Employee Prone to Panic Attack Wins a Case For Constructive Dismissal; ET Awards Over £22K

In the case of Ms V Lindsay v HBOS plc, an employee was found to have been constructively and unfairly dismissed by her employer. The employee was prone to frequent panic attacks and the employer has limited knowledge about it. This led to the employee being forced to resign as it was not a healthy working environment.

The Facts in Ms V Lindsay v HBOS plc

Ms V Lindsay (the “Claimant”) commenced employment with HBOS plc (the “Respondent”) on 4 September 2000. Her role was as a Mortgage and Protection Advisor and her line manager was Ms Jallow.  The Claimant argued that during her employment she had been forced to resign from her job due to a breach of mutual trust and confidence.

Since 2016 the Claimant suffered from Post-Traumatic Stress Disorder following a family bereavement which caused her anxiety and panic attacks.  The Respondent was aware of the Claimant’s condition and prior to October 2021, provided her with support in the workplace. She continued to work despite her condition.

On 17 October 2021 following a serious family disagreement, she suffered a panic attack. Soon, on 22 October 2021, the Claimant spoke to her line manager Ms Jallow. She expressed her fears over being ‘managed out’ due to her previous spells of sickness.

On 10 November 2021, the Claimant had another conversation with Ms Jallow. She informed her that returning to work after her sick note expired ‘”filled her with fear”.

During a telephone call on 15 November 2021, with the Claimant, Ms Jallow questioned if she would prefer returning to her role or changing roles entirely. To this, the Claimant expressed her anxiety over moving to a new role.

Towards the end of the month, on 30th November, the Claimant expressed her anxiety over seeing a job advertised she thought was hers. She was assured that this was not the case, and she was ‘catastrophising’. It was suggested to her that she should revisit her treatment and medication.

On 14 December 2021, the Claimant took an extended leave from 17 December 2021. It was agreed Ms Jallow would not contact her again until 17 January 2022. This was agreed upon as it would allow her to recover from her sickness.

However, on 17 December 2021, Ms Jallow contacted the Claimant regarding her posts on social media regarding her cake-making business whilst off work.
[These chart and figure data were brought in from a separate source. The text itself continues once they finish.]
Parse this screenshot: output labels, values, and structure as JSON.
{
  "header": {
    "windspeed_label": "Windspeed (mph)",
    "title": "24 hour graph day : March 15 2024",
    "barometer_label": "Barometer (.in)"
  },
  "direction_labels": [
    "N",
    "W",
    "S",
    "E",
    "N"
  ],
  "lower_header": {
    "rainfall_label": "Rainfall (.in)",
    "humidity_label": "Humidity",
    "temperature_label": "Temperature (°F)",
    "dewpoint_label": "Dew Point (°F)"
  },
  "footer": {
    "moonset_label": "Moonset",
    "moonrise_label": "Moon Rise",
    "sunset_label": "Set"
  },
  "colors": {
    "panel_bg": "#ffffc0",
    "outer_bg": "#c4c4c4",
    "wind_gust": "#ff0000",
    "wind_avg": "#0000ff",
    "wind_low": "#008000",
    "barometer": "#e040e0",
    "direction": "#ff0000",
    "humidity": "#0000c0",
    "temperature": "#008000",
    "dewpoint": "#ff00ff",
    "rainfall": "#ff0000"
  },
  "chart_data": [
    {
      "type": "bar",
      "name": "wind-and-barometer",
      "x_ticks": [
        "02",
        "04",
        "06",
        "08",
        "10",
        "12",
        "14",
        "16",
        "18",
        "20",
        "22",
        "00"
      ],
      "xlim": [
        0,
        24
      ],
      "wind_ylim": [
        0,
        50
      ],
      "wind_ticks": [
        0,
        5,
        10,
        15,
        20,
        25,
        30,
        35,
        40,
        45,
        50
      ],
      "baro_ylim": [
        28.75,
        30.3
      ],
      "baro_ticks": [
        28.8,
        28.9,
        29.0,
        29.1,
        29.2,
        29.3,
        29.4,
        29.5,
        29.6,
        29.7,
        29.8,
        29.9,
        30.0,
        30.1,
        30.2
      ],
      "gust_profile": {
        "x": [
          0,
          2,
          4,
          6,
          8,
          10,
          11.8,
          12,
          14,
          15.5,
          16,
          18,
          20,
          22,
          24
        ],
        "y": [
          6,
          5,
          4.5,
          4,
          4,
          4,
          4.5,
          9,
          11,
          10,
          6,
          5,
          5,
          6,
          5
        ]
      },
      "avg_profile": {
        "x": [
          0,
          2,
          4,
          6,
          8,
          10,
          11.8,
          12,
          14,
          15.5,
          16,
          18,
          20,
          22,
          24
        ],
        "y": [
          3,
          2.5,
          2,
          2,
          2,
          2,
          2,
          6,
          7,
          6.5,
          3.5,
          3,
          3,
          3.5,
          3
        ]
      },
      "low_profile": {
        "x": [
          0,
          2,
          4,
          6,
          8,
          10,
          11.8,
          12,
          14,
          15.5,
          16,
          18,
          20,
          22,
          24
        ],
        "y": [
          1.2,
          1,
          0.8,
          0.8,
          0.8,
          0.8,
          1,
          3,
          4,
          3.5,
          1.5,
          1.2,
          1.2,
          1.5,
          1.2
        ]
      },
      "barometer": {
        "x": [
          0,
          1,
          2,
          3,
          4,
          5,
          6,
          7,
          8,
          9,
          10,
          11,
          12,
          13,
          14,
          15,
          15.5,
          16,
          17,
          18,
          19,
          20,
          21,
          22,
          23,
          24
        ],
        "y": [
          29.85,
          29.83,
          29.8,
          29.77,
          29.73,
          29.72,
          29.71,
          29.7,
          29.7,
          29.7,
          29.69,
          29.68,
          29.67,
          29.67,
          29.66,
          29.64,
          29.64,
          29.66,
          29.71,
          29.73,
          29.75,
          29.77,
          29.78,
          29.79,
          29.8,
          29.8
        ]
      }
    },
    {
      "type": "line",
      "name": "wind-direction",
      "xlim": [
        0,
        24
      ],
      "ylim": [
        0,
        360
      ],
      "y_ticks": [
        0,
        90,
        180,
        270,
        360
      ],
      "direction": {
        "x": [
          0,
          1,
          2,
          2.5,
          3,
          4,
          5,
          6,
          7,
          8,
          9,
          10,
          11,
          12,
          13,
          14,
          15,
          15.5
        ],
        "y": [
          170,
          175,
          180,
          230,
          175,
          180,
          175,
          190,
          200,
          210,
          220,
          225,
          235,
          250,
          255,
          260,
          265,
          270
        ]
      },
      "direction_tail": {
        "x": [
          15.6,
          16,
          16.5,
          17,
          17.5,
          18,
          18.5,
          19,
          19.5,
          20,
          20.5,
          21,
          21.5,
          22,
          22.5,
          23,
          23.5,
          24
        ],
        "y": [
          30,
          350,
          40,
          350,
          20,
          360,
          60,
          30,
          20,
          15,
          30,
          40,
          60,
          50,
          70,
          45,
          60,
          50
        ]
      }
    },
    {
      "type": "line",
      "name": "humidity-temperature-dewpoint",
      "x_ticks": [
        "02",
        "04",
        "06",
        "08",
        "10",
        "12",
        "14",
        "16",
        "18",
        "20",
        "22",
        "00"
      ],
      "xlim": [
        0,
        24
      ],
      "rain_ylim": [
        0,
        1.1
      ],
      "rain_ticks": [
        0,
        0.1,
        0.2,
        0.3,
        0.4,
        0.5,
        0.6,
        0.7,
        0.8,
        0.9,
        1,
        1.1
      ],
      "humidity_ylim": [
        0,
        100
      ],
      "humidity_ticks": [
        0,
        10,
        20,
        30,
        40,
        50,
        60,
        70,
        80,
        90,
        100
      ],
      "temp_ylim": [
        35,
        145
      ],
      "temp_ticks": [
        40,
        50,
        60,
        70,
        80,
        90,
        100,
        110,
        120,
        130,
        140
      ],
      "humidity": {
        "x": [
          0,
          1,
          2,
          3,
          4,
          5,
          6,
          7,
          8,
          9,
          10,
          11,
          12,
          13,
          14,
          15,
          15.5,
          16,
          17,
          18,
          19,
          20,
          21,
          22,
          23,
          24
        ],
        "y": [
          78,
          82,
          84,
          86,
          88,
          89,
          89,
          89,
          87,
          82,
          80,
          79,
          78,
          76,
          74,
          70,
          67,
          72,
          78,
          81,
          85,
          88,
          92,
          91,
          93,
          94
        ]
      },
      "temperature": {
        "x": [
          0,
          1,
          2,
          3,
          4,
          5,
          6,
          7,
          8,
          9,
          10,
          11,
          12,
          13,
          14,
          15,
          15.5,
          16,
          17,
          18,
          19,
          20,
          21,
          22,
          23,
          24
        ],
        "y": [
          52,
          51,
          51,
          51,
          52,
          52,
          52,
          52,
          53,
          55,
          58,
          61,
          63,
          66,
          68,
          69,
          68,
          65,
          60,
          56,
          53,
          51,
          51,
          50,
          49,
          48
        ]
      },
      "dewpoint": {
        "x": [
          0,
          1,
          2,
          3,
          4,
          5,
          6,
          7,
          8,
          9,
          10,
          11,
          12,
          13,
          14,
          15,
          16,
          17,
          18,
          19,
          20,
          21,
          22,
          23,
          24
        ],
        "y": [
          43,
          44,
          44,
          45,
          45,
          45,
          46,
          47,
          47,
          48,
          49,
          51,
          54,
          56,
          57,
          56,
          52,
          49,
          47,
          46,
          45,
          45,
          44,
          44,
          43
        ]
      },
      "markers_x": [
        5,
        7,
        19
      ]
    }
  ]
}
The Claimant responded that this had been approved by the bank as a useful hobby with therapeutic benefits. The call caused the Claimant to have a panic attack.
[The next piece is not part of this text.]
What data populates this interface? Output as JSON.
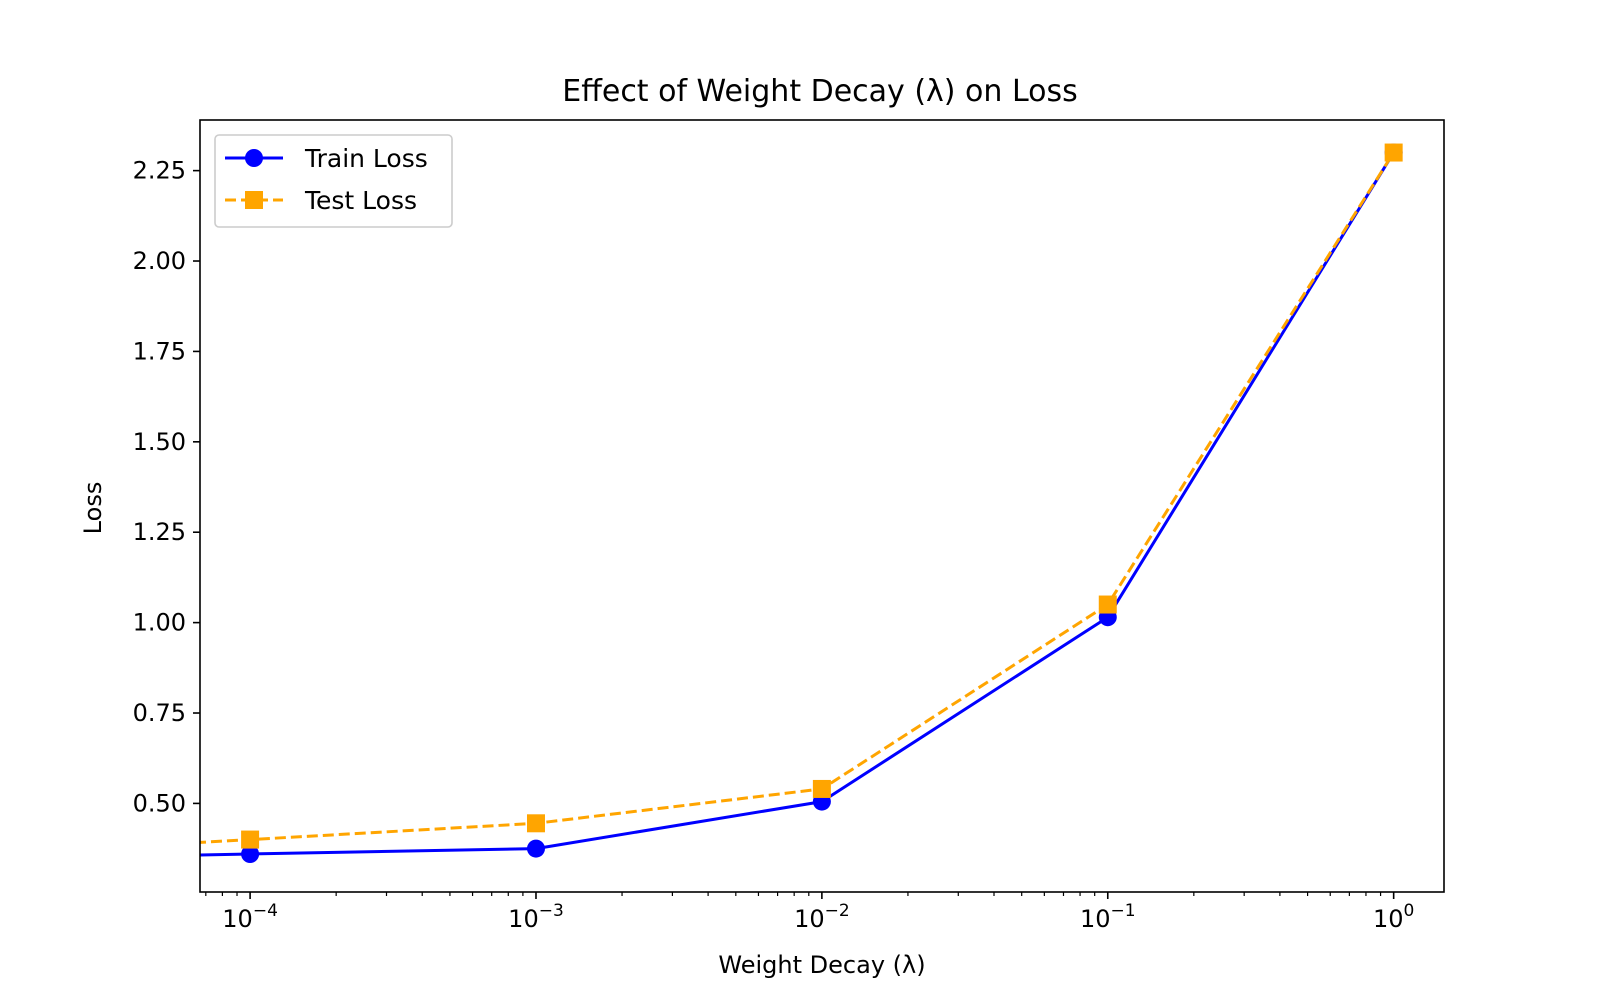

On 21 December 2021, the Claimant contacted her trade union to discuss her situation. She also stated her desire to remain employed by the Respondent.

The Claimant contacted her trade union again, on 6 January 2022, and expressed her concerns regarding unfair treatment by her managers. She stated her desire to resign from her job and claim constructive dismissal. On 19 January 2022, the Claimant submitted her letter of resignation.

On 4 April 2022, the Claimant started work on a self-employed basis as a mortgage protection advisor.

The Decision of the Employment Tribunal

The tribunal found in favour of the Claimant that she was constructively and unfairly dismissed by the Respondent. This was due to a breach of mutual trust and confidence. The Respondent was ordered to pay to the Claimant a basic award of £9250 and a compensatory award of £13,054.72. 

In their discussion and analysis, the tribunal reached the conclusion that the actions of Ms Jallow in contacting the Claimant did amount to a breach of mutual trust and confidence. The two key factors were: –

  • the call on 30 November 2021 questioning the Claimant’s medical treatment; and
  • the call on 17 December 2021 that questioned the Claimant’s cake business despite it being agreed upon

Our Lawyer’s View on This Case

Steve Norton, a lawyer from Redmans, comments – In this case, the failings of the employer of any real understanding of the debilitating effect of panic attacks on a long-serving employee, resulted in a fundamental breakdown in the employment relationship, which enabled the employee to establish a prima facie case of constructive unfair dismissal.